Cette présentation surprend par son caractère abstrait et par l’absence de tout fait précis. On peut s’étonner d’apprendre que « la vie et l’œuvre de Frantz Fanon ont été réhabilitées » et se demander pourquoi elles ont eu besoin d’une réhabilitation. Les historiens savent que Frantz Fanon, intellectuel engagé du côté du FLN dans la guerre d’indépendance de l’Algérie, a publié en 1961 Les damnés de la terre, un livre qui justifiait le terrorisme systématique par une prétendue vertu purificatrice de la violence absolue : « pour le colonisé, la vie ne peut surgir que du cadavre en décomposition du colon ». Ce texte a provoqué des réactions contrastées. D’un côté Jean-Paul Sartre, auteur de la préface du livre, l’a paraphrasé sans aucun esprit critique, en écrivant : « en le premier temps de la révolte, il faut tuer. Abattre un Européen, c’est faire d’une pierre deux coups, supprimer en même temps un oppresseur et un opprimé. Restent un homme mort et un homme libre ». De l’autre, le journaliste Jean Daniel, pourtant favorable à une négociation avec le FLN, a réagi avec une très vive inquiétude : « Ce livre de Fanon : un livre terrible, terriblement révélateur, terriblement annonciateur des justiciers barbares. Les disciples de ces thèses seront des assassins tranquilles, des bourreaux justifiés, des terroristes sans autre cause que celle de s’affirmer par la mort des autres. S’il faut la mort du Blanc pour que le Noir vive, alors on retourne au sacrifice du bouc émissaire ».
Plus d’un demi-siècle après, alors que la France est aux prises, depuis plusieurs années, avec le terrorisme islamiste, on peut se demander avec la même inquiétude si les jeunes de nos quartiers périphériques ont vraiment besoin d’un tel maître à penser pour apprendre à pratiquer « la fraternité universelle, l’amour de la justice et de l’égalité ». Même si la conclusion du livre de Fanon est moins alarmante que la plupart de ses pages, celui-ci reste un texte dangereux, qui appelle une critique sans complaisance dont la décision du Conseil municipal citée plus haut est entièrement dépourvue.

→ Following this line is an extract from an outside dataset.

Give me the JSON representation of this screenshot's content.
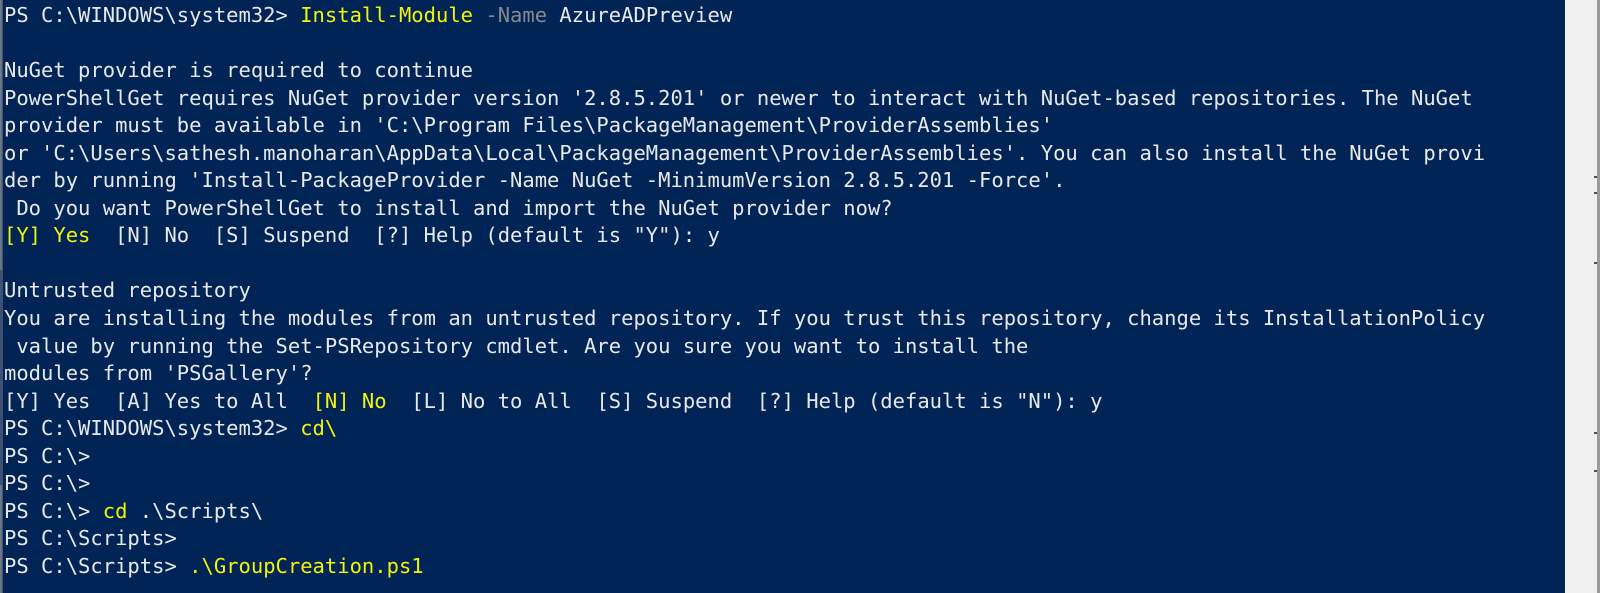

Il vous appartient, Monsieur le Maire, sur la base d’une information exacte et complète, d’entériner ou non la décision que le Conseil municipal a prise le 17 décembre dernier. Afin d’éclairer votre jugement, permettez-moi de vous adresser en pièce jointe des éléments de réflexion plus développés.
Veuillez agréer, Monsieur le Maire, l’expression de mes sentiments les plus distingués.
Guy Pervillé
PJ. Réflexions sur Frantz Fanon idéologue de la violence
Réflexions sur Frantz Fanon idéologue de la violence
La pensée de Frantz Fanon était étroitement liée à son engagement en faveur du FLN pendant la guerre d’Algérie. Plus d’un demi-siècle après sa mort, la lecture sans esprit critique de son dernier livre reste potentiellement dangereuse.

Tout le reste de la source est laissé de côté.